Does UCB have a diversity problem?
“It does have a diversity problem, but not because the UCB’s system has created one.”
“UCB is a product of a society with a diversity problem.”
“Yeah. I’m surprised there hasn’t been more outrage about it.”
“UCB’s efforts at diversity are so transparently bad.”
“Yeah. It shouldn’t be this hard to put POC on teams when there are GOOD POC in the system.”
“Yes. Yes. Yes. A thousand times yes.”
“The problem is UCB doesn’t care about recognizing they have a diversity problem. You can’t change until you recognize the need for change.”
“There’s a black president. Diversity was solved on a national level, UCB has no more work to do.”

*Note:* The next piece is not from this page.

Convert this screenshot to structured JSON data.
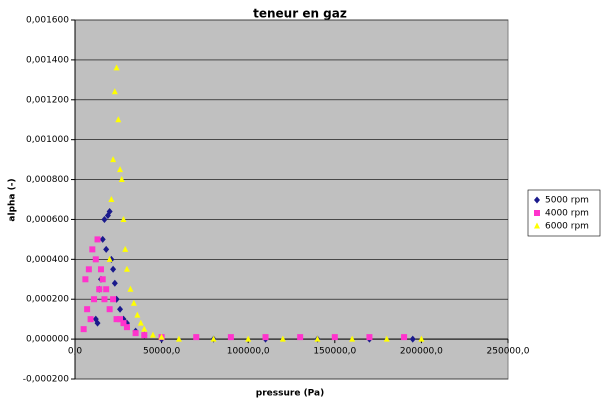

I doubt anybody of merit (read: the actual members of the Upright Citizens Brigade) will read this but they should. They should know what’s going on and how people feel. I will say anyone who knows me, knows me as a “company person.” I have bled UCB through and through. I have sat through countless back to back harold nights, cabbed between theaters because the F train was fucked and met some of the funniest and most talented people I will ever meet in my life. But today I resign that distinction. I’m no longer a company person, i’m a free agent. Until UCB makes a concerted effort to truly embrace diversity on its stage and elsewhere within its ranks, it doesn’t need my support. My advice to other POC looking to take improv classes — go somewhere else. I’m hearing incredible stuff about Annoyance lately. Why pay $400 at a school and in a system which doesn’t value you? Furthermore, make your own shit. If you’ve taken 4 classes at UCB — you probably understand comedic premise. You’ve met collaborators. Create your own content and be your own brand of funny. In the last six months, I focused exclusively on stand-up and creating my own content and it’s working. UCB will always be there to take credit though.

*On 9/23 a performer who identifies as a POC and was not previously recognized requested to be identified as such. The percentage remains unchanged.